Les Flamboyantes sont néEs d’une volonté profonde de créer des espaces par et pour les personnes queers et/ou raciséEs et/ou sexiséEs, tout en informant un maximum de personnes sur les multiples sources d’oppressions existantes.

Comment ?

Sensibiliser et outiller

Nous nous adressons à un public large afin que les espaces collectifs volontaires puissent concrètement s’engager dans la mise en œuvre de politiques et d’actions durables contre le racisme, le sexisme, la queerphobie, le validisme, la grossophobie, l’agisme, le classisme, les discriminations religieuses et toutes formes d’oppressions systémiques

« Faire communauté » :

Nous élaborons principalement des événements qui permettent aux personnes minoriséEs de se sentir visibiliséEs, valoriséEs et en sécurité, que ce soit par le biais du divertissement, du bien-être, du militantisme et plus encore…

Quelles sont les inspirations des FlamboyantEs ?

La société a été initialement fondée par une féministe intersectionnelle, elle-même profondément marquée par la juriste afroaméricaine Kimberle Crenshaw, l’une des fondatrices du concept d’intersectionnalité, le collectif Décolonisons le féminisme, ou encore le podcast « Femmes noires et flamboyantes » de la série Un Podcast à Soi coécrit par des organismes afroféministes et Charlotte Bienaimé.

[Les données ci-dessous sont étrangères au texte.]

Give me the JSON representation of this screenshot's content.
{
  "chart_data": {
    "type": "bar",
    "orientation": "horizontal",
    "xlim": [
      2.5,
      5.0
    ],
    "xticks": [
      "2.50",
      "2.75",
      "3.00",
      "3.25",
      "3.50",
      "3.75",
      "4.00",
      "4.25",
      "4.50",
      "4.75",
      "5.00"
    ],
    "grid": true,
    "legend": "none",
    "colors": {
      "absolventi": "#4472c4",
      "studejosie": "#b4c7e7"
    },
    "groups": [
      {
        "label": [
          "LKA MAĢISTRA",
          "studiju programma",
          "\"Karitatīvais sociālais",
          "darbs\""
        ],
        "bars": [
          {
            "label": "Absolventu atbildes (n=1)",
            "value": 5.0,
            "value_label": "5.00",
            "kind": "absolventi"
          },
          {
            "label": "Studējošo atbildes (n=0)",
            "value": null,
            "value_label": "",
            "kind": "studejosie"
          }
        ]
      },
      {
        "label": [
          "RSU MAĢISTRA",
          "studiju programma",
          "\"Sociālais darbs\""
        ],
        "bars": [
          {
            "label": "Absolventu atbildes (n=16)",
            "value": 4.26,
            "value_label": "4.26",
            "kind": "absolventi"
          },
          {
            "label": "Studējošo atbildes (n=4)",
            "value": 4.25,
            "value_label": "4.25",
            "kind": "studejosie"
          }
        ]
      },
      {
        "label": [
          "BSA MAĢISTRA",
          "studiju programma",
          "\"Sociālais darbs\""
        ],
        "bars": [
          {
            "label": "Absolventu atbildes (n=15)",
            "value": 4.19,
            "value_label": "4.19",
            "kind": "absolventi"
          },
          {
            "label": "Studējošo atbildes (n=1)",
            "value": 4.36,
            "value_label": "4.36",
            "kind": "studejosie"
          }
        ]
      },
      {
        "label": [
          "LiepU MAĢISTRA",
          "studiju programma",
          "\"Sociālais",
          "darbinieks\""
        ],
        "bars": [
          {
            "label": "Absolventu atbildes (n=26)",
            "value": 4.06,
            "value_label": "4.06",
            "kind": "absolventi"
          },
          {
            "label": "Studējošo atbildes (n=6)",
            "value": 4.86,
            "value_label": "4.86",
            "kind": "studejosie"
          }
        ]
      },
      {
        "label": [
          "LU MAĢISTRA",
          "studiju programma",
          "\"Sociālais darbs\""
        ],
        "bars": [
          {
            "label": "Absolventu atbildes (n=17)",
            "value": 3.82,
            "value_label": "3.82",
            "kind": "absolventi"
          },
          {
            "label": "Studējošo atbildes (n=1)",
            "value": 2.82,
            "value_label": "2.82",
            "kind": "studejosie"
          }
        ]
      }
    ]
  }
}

Les inspirations proviennent de l’intérieur de la communauté, via des personnes travaillant ou ayant travaillé sur de nombreux projets et étant sensibles à ces enjeux, telle que Dorothée Suret (studio L’instant Vrai), Colombe Delons (studio Colombe Photographie), Yousra Eh (experte visuelle), Joé de Almeida (studio D’jojo) ou encore Hélène Carreira et Andréa Bellemere-Laussat, cogérantes du Montvenus (Montreuil).

Pourquoi ce logo ?

Le logo, emblème de toute structure, permet ici de rendre hommage aux différents mouvements passés, présents et futurs visant à accroître simultanément les droits, la sécurité, le bien-être et le sentiment de légitimité des personnes (multi-)discriminéEs. Il est directement inspiré du drapeau dit « de la fierté intersectionnelle » et souhaite porter diverses avancées par son graphisme, en lien avec l’anti-racisme, l’anti-sexisme, l’anti-queerphobie, l’anti-validisme, l’anti-grossophobie, l’anti-agisme, l’anti-classisme, la lutte contre les discriminations religieuses et toutes formes d’oppressions systémiques. Les deux variantes logo ont été élaborées avec le concours du designeur graphique Joé de Almeida du Studio D’jojo.